Footnotes for this article are available at the end of this page.


The Supreme Court, on May 2, 2022, granted certiorari to consider whether certain provisions in the Federal Nursing Home Reform Act (“FNHRA”) create rights that are federally enforceable by nursing home residents under 42 U.S.C. § 1983 (“Section 1983”).

The petition for a Writ of Certiorari came in response to a decision by the U.S. Court of Appeals for the Seventh Circuit (“Seventh Circuit”) in Talevski vs. Health and Hospital Corporation of Marion County, 6 F.4th 713 (7th Cir. 2021). Talevski concerned a resident of a state-run nursing facility in Indiana. The resident suffered from dementia. Through his wife, the resident sued the facility under Section 1983 for violations of two provisions of FNHRA—-one pertaining to the right to be free from chemical restraints imposed for purposes of discipline or convenience rather than treatment; the other relating to the right not to be transferred or discharged unless certain criteria are met.

A three-judge panel reversed a lower court decision and held that the FNHRA provisions at issue unambiguously confer individually enforceable rights on nursing home residents. These rights are presumptively enforceable in federal court under Section 1983. The court noted that the Supreme Court previously has found that a statutory scheme had implicitly foreclosed Section 1983 enforcement claims in only three instances, none of which were present in the Talevski case. Accordingly, the Seventh Circuit, siding with the Third Circuit1 and the Ninth Circuit2, found that FNHRA confers such individually enforceable rights.

The nursing facility and related petitioners submitted a Petition for Writ of Certiorari (“Petition”). In that Petition, the petitioners urged the Court to revisit its previous establishment of a multi-factor test for determining whether Spending Clause legislation such as FNHRA gives rise to rights enforceable by individuals under Section 1983 in favor of a bright line test based on history and common law tradition that third party beneficiaries cannot generally enforce such legislation. Further, the petitioners argued that the mere inclusion of the word “rights” in a statute is not dispositive when determining whether an implied private right of action exists and stated that the Seventh Circuit essentially “federalized medical malpractice law for patients in nursing facilities throughout its jurisdiction, sweeping aside carefully chosen state policies in favor of a one-size-fits-all resort to Section 1983.”

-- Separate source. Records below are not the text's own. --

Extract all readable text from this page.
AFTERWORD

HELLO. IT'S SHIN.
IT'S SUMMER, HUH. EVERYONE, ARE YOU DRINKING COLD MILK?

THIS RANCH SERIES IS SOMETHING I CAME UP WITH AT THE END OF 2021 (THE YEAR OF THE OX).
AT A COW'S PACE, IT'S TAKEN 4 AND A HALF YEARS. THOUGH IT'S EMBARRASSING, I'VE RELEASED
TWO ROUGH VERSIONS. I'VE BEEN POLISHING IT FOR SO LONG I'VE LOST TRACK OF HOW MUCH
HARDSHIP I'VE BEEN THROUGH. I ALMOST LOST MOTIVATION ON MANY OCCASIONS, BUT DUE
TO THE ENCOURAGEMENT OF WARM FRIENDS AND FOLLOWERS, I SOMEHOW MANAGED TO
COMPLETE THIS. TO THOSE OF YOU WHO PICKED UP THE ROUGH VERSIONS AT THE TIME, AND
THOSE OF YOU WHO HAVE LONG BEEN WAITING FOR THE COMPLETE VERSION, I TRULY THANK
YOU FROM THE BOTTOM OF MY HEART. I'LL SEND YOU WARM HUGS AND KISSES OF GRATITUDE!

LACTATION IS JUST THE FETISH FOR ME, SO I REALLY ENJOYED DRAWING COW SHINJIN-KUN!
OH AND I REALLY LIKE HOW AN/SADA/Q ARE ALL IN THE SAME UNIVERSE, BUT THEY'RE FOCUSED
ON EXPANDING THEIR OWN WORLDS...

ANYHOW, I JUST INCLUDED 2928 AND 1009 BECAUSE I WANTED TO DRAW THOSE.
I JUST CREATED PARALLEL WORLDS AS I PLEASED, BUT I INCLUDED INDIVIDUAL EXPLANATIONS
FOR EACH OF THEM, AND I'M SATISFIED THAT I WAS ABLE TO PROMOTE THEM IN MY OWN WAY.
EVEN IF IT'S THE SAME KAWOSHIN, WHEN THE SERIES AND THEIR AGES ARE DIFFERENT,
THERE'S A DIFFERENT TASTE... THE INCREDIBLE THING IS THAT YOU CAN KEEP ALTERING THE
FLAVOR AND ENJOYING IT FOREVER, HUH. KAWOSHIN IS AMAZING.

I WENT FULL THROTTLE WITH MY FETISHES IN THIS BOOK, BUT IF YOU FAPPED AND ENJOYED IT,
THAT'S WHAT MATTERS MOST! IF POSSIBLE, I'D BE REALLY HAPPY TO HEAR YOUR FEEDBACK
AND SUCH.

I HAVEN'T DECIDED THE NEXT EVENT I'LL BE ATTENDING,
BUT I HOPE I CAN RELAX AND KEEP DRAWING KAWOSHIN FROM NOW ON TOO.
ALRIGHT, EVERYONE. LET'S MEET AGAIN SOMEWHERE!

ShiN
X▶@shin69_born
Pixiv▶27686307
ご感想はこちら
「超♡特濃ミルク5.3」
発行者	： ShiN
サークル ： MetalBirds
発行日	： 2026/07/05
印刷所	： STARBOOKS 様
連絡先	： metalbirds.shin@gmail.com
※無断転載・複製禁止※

A decision by the Court to recognize Section 1983 enforcement of FNHRA rights violations, even if limited to state-run nursing facilities and the two FNHRA provisions at issue in Talevski, will undoubtedly increase facilities’ liability insurance premiums, which in many states have been kept relatively stable through various tort reform measures. For a sector that has struggled during the COVID-19 pandemic and now during the workforce crisis, a liability insurance crisis could further strain budgets and affect providers’ efforts to provide quality care.


[1] Grammer v. John J. Kane Reg’l Centers-Glen Hazel. 570 F.3d 520 (3d Cir. 2009).

[2] Anderson v. Ghaly, 930 F.3d 1066 (9th Cir. 2019).